When I was born, my Dad worked at a wallpaper factory.
Perhaps it's one of those memories transplanted from a photograph, but I have vivid memories of the wallpaper that hung in my bedroom then, a brown damask. I remember lying in my cot and seeing faces in it, grotesque gargoyles staring at me. And my blanket was orange and this would have been the late 70's when all decor was brown and orange and avocado green.
Our town was Kildare and the factory was Kildare Wallpaper, built in 1936 and closed when I was two, or three. On my birth certificate, which I looked at last weekend, Dad's "rank or profession" is listed as Works Manager.
A few night's ago, via Ben's blog, I came across a link to David Skinner, an Irish wallpaper-maker. Ben has the Malahide pattern hanging in his Dorset hallway and I have admired it often. I love the patterns in Skinner's range, inspired by - and named after - so many Irish country houses that we visited as children. And I began to wonder if, when we visited those houses, Dad noticed the papers and the colourways. Or maybe wallpaper was all machines and measurements, volumes and quality control to him.
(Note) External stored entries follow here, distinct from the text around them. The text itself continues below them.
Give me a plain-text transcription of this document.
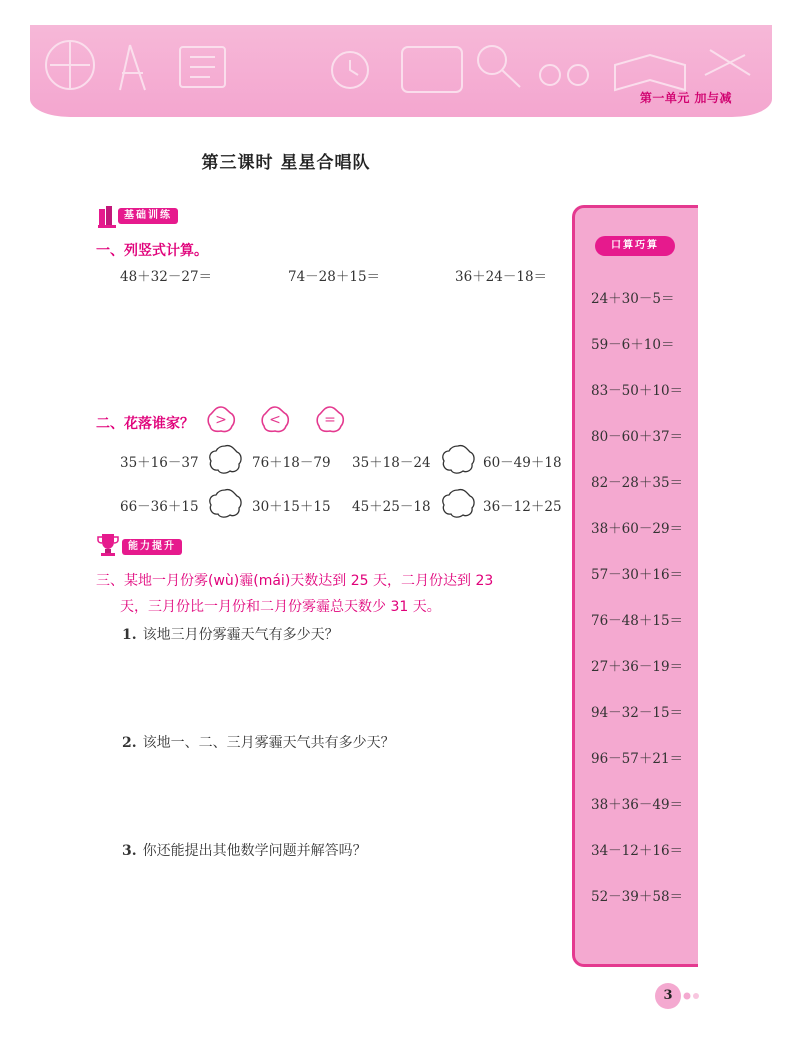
第一单元 加与减
第三课时 星星合唱队
基础训练
一、列竖式计算。
48＋32－27＝	74－28＋15＝	36＋24－18＝
二、花落谁家？ >	<	=
35＋16－37	76＋18－79 35＋18－24	60－49＋18
66－36＋15	30＋15＋15 45＋25－18	36－12＋25
能力提升
三、某地一月份雾(wù)霾(mái)天数达到 25 天，二月份达到 23
天，三月份比一月份和二月份雾霾总天数少 31 天。
1. 该地三月份雾霾天气有多少天？
2. 该地一、二、三月雾霾天气共有多少天？
3. 你还能提出其他数学问题并解答吗？
口算巧算
24＋30－5＝
59－6＋10＝
83－50＋10＝
80－60＋37＝
82－28＋35＝
38＋60－29＝
57－30＋16＝
76－48＋15＝
27＋36－19＝
94－32－15＝
96－57＋21＝
38＋36－49＝
34－12＋16＝
52－39＋58＝
3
There are little moments when I think of my parents stripped of all their parenthood and more like the young people they were then, the same age as me now, really. And I suppose it's because I love decor that it's striking to think of Dad with patterns and colours whizzing by him, finally cut into rolls and shipped around Europe. The same papers that hung in our house and in the houses of all our friends in that town. They must have felt proud.
Until the factory closed and most of us moved away.